孙家老宅的黑漆木门上贴着红底金字的寿联,门楣下悬着八盏气死风灯,玻璃罩子里的烛光随着穿堂风摇晃,映得梁柱上的榫卯结构忽明忽暗。
老太爷孙守业穿着藏青土布长衫,坐在厅堂的雕花红木椅上,浑浊的眼睛望着天井里飘飞的雨丝,手指无意识地摩挲着椅背上的麒麟浮雕——这椅子是他祖父那一辈传下来的。
"爹,德昌叔一家到了!
"孙子孙小磊的喊声打破了老宅的寂静。
孙守业抬眼望去,长子德昌提着两盒京八件点心跨进门槛,儿媳王秀兰抱着个红布包裹的收音机,身后跟着十六岁的孙小磊。
"爹,祝您福如东海。
"德昌放下点心,扶着父亲的胳膊就要下跪,却被孙守业用拐杖轻轻隔开:"都啥年代了,还兴这个。
"他嘴上这么说,眼角的皱纹却笑得更深了。
正说着,门外传来自行车的铃铛声。
二儿子孙德盛戴着副蛤蟆镜,骑着辆崭新的凤凰牌自行车冲进院子,车后座还载着个穿喇叭裤的年轻人。
"爹,生日快乐!
"孙德盛甩下车铃,从帆布包里掏出个塑料盒装的奶油蛋糕,盒子上歪歪扭扭写着"寿比南山"。

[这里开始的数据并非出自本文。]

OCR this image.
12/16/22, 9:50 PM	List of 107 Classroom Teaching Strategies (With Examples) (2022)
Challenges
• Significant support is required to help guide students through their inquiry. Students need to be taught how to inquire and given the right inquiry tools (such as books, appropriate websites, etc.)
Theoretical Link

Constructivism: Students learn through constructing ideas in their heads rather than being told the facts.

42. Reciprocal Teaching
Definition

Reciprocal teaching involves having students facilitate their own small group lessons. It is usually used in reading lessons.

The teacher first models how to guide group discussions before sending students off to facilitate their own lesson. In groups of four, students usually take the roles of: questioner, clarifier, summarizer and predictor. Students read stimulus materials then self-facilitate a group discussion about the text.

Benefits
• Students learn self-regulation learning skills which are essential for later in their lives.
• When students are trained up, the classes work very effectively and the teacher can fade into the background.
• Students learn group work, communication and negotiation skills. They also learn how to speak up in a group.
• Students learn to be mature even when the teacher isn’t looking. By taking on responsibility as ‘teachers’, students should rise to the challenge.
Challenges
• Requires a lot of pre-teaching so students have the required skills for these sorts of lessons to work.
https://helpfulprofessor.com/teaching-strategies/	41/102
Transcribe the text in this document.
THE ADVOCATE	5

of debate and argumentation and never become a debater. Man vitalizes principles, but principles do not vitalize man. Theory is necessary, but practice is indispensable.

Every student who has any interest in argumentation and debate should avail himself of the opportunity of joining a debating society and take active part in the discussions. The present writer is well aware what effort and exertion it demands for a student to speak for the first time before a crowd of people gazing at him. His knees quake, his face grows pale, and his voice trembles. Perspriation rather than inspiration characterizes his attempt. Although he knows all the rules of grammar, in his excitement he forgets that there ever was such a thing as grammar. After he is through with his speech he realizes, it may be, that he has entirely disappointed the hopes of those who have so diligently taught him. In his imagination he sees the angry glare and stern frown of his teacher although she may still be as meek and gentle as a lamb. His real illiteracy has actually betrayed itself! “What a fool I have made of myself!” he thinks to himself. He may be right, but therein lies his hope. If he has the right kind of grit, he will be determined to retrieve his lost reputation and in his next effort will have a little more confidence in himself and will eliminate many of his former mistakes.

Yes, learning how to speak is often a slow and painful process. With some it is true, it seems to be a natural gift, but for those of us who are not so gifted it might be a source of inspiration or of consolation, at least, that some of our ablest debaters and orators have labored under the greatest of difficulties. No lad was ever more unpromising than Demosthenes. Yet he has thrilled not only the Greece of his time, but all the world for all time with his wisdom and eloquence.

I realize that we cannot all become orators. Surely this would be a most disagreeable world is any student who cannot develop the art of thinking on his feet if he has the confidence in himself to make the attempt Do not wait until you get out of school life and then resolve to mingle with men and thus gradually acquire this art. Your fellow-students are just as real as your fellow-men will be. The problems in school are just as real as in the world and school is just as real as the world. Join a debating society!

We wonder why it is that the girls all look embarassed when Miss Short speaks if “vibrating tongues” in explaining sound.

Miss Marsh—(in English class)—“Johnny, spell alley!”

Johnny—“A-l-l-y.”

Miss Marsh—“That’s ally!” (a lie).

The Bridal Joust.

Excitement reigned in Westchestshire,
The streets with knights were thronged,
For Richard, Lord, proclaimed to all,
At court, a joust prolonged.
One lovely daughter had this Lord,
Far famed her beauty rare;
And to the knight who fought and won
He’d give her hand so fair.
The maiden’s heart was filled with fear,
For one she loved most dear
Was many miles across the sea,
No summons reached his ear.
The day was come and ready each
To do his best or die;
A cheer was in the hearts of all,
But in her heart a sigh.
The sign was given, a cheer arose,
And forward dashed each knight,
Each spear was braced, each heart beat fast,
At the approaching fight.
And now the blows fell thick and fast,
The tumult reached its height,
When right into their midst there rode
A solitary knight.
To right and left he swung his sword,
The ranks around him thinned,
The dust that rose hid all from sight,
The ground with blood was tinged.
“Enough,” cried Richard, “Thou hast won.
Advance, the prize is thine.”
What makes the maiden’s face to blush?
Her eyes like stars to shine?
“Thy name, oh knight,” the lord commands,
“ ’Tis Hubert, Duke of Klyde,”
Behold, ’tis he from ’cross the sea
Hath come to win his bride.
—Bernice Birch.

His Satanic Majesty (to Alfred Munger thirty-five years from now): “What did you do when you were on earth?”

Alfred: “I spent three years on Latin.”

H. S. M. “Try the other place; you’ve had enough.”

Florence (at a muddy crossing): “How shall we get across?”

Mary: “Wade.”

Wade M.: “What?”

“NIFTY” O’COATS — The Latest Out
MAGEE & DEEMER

孙守业的眉头皱了皱——他吃不惯这甜腻的洋玩意儿,目光却被年轻人手腕上的电子表吸引了,表盘上跳动的红色数字像一只不安分的眼睛。
正午时分,十六张八仙桌摆满了天井和庭院。
清蒸鲈鱼、梅干菜扣肉、油焖春笋的香气混着雨水的潮气在老宅里弥漫。
孙守业坐在首席,看着子孙们推杯换盏,浑浊的眼睛里泛起笑意。
当王秀兰端上最后一道寿桃时,孙德盛突然站起身,蛤蟆镜在阳光下闪过一道光:"爹,我有件事要说。
"厅堂里的喧闹声戛然而止。
孙德盛从兜里掏出张图纸展开:"现在县城搞旅游,咱们老宅离国道近,改造成招待所准能赚钱。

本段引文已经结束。